Negative aspects of acetylcholine

However, acetylcholinesterase inhibitors can also cause great harm by irreversibly inhibiting acetylcholinesterase. Examples of such substances are various chemical ones warfare agents as well as that insecticide parathion. Through them, the acetylcholine can no longer be rendered ineffective, so that it often leads to death overstimulation comes.

Even with autoimmune diseases Myasthenia gravis the effectiveness of acetylcholine is reduced. Antibodies destroy the cholinoceptors of the muscle cells. As a result, they can no longer be excited and the muscles lose their ability to contract.

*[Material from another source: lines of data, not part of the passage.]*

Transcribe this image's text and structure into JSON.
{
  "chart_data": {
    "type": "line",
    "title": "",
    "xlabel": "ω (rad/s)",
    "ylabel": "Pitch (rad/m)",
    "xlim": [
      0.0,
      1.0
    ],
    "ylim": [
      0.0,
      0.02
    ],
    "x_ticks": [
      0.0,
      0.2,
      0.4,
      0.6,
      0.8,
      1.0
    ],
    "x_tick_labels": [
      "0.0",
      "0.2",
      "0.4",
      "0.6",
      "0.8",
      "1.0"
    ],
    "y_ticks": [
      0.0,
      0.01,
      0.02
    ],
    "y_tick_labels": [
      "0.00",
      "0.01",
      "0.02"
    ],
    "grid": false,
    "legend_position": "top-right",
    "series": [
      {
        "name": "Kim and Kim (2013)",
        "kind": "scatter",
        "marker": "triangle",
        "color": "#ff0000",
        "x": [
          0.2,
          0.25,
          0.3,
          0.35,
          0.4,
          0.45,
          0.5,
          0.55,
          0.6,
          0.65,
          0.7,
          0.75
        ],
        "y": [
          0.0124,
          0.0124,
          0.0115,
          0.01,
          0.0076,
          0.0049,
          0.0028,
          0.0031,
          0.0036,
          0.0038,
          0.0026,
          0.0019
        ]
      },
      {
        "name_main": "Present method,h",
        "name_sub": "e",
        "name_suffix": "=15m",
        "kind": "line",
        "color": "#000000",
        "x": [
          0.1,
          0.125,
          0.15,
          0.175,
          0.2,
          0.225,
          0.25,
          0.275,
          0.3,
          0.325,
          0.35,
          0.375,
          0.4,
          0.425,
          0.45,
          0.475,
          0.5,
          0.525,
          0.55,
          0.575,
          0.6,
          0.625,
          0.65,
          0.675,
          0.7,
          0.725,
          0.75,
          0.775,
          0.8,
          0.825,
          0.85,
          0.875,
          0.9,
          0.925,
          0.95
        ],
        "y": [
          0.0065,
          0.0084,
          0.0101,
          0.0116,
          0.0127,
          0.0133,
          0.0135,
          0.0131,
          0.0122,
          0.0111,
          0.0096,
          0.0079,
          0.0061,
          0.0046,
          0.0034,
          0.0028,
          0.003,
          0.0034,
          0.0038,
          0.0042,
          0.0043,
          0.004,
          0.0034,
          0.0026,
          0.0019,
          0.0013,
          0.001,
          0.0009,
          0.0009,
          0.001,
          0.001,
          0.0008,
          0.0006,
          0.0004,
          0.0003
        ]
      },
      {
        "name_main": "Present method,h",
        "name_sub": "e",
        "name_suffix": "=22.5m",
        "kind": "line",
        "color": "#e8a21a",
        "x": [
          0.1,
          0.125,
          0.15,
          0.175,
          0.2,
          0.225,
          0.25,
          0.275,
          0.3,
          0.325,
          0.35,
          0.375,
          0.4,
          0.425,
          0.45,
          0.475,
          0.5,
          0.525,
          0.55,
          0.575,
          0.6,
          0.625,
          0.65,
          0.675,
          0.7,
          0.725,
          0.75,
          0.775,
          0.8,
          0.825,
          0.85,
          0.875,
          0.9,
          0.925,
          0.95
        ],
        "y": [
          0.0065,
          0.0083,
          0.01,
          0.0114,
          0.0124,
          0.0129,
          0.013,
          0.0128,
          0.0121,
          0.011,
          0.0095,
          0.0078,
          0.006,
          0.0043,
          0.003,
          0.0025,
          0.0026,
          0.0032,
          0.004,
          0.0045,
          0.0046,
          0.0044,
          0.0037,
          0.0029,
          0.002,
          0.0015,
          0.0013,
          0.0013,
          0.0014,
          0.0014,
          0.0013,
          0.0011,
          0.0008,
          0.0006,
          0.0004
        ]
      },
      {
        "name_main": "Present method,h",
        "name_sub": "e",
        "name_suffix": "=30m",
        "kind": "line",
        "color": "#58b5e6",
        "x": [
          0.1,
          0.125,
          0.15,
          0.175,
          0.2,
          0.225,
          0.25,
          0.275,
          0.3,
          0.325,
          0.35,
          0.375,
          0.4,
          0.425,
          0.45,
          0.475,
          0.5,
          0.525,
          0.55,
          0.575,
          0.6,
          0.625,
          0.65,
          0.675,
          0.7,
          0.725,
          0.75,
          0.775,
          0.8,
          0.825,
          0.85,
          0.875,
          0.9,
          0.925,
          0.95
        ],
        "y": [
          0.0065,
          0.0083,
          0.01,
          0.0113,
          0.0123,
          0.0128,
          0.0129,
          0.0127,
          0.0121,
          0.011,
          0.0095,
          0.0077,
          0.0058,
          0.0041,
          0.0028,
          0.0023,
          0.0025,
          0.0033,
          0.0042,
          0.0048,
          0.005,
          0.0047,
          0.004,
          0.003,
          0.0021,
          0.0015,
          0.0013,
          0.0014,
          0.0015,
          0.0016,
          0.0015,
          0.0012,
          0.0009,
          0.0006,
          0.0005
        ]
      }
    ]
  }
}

Acetylcholine – The most important thing

  • Acetylcholine is one of the most important neurotransmitters.
  • It consists of acetic acid and choline, synthesis enzyme is choline acetyltransferase.
  • Storage in vesicles in the end knobs of the synapses, exocytosis upon arrival of the action potential.
  • Effect via nicotinic or muscarinic acetylcholine receptor.
  • Important functions: initiating muscle contraction; Influence on blood pressure, heart rate, digestion and metabolism; Attention, learning, memory formation.
  • Acetylcholinesterase inhibitors as a drug, insecticide and warfare agent.